Community filed with the SEC this morning a 109 page presentation in which it purports to refute much of the analysis used by Tenet Healthcare Corporation (NYSE:THC) in its lawsuit against Community.  The CtW Investment Group remains troubled that the company's analysis does not speak specifically to the questionable billing practices we outlined in multiple communications to the Community board and shareholders.  These letters, and a fact sheet outlining concerns that Community has yet to address can be found on our Web site www.ctwinvestmentgroup.com, and CtW will be communicating these concerns to shareholders.  Below we highlight a few key points:

  • The company acknowledges in today's presentation that Medicare ER Admission Rate and Medicare One-Day Stays, both of which were used in CtW's analysis, are relevant metrics for the analysis of billing practices.
  • Community addresses the importance of the Program for Evaluating Payment Patterns Electronic Report (PEPPER) criteria to identify outliers by one-day stays, as we had also pointed out in our Sept. 28th letter.  However, by looking at the one-day stay rate of their system as a whole, they ignore the concerns we pointed out in our letter that many of their hospitals are individually above the 80th percentile.  PEPPER seeks to identify individual hospitals that are above the 80th percentile for one-day stays, not system wide averages.

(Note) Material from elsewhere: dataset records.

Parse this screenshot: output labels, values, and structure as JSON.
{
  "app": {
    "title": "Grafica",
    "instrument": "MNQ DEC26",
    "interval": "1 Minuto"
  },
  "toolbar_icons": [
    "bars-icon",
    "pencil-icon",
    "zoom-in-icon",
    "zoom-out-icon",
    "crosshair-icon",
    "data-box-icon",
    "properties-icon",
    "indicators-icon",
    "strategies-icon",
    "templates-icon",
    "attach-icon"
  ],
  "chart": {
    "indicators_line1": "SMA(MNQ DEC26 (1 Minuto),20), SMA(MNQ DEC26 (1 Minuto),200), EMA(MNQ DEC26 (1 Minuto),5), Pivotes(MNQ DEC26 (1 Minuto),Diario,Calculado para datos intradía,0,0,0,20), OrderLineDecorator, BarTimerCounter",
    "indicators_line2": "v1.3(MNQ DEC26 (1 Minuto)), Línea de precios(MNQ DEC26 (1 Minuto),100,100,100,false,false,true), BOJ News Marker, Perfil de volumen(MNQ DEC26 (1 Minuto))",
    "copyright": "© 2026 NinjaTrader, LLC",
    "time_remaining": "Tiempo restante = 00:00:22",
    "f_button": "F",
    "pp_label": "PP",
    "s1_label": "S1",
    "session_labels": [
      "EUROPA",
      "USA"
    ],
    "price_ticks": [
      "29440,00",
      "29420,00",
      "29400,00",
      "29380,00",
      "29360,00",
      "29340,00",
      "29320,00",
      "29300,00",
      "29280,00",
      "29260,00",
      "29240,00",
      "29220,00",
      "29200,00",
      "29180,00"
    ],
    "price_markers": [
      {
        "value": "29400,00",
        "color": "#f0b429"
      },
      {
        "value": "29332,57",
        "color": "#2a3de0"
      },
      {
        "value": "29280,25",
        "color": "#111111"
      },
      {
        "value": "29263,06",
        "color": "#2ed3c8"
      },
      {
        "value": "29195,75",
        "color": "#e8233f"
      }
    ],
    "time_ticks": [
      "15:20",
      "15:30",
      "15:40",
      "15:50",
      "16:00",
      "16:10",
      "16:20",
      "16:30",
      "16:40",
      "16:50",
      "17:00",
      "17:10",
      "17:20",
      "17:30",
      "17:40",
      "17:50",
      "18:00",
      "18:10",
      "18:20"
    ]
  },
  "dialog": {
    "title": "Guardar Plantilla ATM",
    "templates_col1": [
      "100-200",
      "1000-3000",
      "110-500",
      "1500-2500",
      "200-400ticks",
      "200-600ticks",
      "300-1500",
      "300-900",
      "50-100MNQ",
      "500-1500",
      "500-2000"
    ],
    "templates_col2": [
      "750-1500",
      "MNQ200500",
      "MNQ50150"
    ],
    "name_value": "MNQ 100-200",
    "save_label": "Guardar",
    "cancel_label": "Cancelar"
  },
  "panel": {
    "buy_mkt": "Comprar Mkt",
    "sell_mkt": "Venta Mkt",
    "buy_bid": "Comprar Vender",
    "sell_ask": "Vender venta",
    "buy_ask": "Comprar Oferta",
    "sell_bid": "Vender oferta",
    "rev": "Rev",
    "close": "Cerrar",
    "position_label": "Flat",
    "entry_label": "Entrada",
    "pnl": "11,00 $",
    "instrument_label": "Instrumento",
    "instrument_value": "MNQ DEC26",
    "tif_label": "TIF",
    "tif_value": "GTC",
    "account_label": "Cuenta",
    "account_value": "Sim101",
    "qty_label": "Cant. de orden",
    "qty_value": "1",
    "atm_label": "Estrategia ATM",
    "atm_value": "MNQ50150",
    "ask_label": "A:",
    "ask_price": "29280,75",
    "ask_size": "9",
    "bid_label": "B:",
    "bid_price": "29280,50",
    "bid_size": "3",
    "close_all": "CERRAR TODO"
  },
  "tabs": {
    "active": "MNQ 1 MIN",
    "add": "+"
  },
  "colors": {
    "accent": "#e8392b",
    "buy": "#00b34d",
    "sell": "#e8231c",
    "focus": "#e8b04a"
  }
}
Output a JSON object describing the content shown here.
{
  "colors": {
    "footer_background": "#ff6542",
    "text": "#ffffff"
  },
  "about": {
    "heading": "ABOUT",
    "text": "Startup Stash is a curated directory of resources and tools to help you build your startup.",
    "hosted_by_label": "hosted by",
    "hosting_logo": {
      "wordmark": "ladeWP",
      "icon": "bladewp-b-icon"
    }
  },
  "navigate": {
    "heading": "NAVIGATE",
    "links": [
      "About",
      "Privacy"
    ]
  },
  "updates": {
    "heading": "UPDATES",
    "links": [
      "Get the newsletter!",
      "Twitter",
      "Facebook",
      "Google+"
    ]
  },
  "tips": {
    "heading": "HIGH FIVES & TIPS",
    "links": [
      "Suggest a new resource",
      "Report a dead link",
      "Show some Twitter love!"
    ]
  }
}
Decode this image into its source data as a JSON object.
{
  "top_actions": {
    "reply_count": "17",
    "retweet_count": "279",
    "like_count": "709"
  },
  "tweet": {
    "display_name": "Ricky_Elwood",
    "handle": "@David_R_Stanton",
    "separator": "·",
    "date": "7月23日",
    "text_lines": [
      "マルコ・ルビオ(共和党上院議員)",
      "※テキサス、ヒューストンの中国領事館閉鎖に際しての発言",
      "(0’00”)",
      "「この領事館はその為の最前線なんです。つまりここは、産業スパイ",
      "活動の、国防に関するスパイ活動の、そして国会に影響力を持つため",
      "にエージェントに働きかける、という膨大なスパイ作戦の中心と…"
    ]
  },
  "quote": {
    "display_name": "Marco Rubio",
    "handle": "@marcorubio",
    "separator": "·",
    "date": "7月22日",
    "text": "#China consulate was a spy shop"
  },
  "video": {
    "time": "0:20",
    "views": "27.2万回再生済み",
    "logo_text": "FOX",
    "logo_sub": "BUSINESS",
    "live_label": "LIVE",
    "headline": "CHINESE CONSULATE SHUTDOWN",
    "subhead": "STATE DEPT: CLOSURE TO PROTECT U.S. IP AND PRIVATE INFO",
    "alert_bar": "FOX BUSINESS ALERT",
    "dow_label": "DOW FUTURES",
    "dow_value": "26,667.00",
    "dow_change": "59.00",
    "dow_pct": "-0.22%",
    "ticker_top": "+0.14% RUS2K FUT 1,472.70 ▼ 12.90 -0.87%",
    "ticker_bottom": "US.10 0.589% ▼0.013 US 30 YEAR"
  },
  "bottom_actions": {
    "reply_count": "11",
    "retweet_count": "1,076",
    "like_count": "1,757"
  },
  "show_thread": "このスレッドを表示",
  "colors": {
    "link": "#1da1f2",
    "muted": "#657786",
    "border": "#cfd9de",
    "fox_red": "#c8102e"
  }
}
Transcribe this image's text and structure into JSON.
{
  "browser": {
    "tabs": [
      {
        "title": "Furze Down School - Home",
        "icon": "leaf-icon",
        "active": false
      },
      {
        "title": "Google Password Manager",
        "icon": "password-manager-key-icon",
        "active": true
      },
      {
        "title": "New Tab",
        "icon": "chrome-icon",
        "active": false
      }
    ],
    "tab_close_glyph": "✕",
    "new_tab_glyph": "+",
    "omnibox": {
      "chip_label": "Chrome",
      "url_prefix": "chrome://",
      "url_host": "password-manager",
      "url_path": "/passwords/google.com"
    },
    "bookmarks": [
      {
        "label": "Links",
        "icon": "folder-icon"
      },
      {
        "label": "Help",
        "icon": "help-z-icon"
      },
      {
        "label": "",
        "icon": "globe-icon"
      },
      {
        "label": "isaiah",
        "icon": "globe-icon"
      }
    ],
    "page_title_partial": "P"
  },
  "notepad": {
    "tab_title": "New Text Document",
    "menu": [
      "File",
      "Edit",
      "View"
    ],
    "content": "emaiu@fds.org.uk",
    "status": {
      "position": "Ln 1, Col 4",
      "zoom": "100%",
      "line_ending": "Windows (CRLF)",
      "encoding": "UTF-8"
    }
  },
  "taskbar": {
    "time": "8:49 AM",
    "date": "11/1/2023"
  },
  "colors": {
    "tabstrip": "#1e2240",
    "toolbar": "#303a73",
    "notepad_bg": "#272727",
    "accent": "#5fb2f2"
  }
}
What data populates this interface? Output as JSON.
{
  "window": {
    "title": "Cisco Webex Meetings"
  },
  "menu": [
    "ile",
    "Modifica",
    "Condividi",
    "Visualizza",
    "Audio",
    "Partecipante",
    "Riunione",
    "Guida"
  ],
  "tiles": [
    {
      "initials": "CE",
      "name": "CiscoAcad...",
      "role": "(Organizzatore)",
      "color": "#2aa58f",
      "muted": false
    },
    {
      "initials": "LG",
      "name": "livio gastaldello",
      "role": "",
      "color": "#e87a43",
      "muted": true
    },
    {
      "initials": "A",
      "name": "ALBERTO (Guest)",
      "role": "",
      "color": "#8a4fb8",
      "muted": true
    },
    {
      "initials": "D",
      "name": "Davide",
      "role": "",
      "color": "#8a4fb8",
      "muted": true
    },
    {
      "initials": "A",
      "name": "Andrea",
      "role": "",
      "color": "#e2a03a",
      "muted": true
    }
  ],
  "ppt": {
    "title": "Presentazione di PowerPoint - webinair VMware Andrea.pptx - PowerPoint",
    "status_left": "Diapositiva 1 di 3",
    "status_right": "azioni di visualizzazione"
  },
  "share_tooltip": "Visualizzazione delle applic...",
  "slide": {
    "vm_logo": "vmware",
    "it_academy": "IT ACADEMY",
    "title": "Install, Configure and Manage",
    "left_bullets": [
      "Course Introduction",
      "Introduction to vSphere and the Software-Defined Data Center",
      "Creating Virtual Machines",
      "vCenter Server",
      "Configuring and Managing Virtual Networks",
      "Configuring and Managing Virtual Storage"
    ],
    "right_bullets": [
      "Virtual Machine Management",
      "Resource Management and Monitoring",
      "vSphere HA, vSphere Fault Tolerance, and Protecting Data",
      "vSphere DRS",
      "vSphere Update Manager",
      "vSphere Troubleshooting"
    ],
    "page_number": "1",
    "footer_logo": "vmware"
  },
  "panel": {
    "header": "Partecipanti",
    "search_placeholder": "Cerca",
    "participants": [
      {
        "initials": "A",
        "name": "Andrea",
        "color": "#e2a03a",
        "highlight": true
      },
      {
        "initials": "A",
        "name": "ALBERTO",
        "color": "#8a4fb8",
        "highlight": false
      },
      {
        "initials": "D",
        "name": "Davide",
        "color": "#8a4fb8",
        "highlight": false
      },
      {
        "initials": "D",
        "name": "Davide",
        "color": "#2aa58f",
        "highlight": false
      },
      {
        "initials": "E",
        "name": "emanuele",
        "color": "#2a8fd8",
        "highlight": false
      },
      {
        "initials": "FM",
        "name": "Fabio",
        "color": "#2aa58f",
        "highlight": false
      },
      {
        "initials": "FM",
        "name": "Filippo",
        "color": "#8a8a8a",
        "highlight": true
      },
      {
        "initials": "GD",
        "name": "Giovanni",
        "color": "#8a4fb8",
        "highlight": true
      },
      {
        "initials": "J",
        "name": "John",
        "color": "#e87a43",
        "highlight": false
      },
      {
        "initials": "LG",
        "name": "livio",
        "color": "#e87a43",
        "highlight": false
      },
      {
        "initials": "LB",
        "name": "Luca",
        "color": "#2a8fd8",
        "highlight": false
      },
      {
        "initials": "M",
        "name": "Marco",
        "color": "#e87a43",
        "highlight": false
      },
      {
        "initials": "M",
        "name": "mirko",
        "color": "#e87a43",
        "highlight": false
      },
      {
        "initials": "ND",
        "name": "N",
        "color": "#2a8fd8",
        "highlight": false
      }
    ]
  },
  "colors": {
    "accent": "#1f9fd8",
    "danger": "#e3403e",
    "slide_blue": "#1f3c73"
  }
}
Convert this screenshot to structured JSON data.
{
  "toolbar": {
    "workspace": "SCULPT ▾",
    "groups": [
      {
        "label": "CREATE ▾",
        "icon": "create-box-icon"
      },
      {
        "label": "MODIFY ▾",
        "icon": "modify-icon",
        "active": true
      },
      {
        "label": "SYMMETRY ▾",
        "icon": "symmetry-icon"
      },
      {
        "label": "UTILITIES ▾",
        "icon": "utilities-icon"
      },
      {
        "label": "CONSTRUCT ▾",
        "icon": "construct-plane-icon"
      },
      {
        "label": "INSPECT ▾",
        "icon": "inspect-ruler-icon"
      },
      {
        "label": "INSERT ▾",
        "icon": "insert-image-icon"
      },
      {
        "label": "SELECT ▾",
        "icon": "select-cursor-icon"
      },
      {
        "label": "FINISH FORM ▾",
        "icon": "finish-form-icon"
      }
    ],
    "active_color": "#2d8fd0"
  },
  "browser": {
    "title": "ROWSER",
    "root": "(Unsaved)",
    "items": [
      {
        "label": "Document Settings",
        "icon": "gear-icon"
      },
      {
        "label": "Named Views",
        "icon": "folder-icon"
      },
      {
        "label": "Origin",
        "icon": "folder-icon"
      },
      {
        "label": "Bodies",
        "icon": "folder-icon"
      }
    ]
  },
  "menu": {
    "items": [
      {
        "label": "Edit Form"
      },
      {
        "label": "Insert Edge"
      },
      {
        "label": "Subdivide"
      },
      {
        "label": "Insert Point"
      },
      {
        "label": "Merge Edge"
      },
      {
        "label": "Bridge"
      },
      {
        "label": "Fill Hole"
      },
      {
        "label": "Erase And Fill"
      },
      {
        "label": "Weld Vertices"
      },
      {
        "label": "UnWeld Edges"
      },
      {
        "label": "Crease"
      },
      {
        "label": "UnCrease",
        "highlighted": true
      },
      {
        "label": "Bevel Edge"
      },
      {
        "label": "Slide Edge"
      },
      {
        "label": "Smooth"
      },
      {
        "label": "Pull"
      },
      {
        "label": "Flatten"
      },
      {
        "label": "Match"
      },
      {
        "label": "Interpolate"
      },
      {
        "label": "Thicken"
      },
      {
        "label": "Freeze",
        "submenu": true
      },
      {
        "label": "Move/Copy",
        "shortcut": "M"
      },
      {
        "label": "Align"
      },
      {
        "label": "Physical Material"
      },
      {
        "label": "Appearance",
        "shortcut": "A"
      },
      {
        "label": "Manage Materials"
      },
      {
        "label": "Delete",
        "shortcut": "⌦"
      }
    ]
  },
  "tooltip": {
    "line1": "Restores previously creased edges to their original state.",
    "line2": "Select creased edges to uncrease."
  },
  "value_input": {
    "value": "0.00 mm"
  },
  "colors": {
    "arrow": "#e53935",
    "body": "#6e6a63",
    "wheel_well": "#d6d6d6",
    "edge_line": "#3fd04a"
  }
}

  • Most of their data is for 2009 alone, which fails to show the trend in one-day stays once a hospital has been acquired by Community.  However, the research from our previous letter suggests the longer a hospital is under Community management, the greater the one-day stay rates for that hospital increase.  The charts that do examine several years of data still fail to address this question because they calculate rates that average across all of Community's hospitals.

In our view, Community's efforts seem more intended to obfuscate than to educate investors as to which metrics are the most relevant and whether the data are statistically significant.  Yet, Community has yet to address the fact that the board of directors was slow to respond to evidence of aggressive Medicare billing practices.  These concerns were brought to their attention more than six months ago, and the CtW Investment Group believes the board missed a critical opportunity to proactively address the issues before they became the subject of litigation and investigations by state and federal regulators.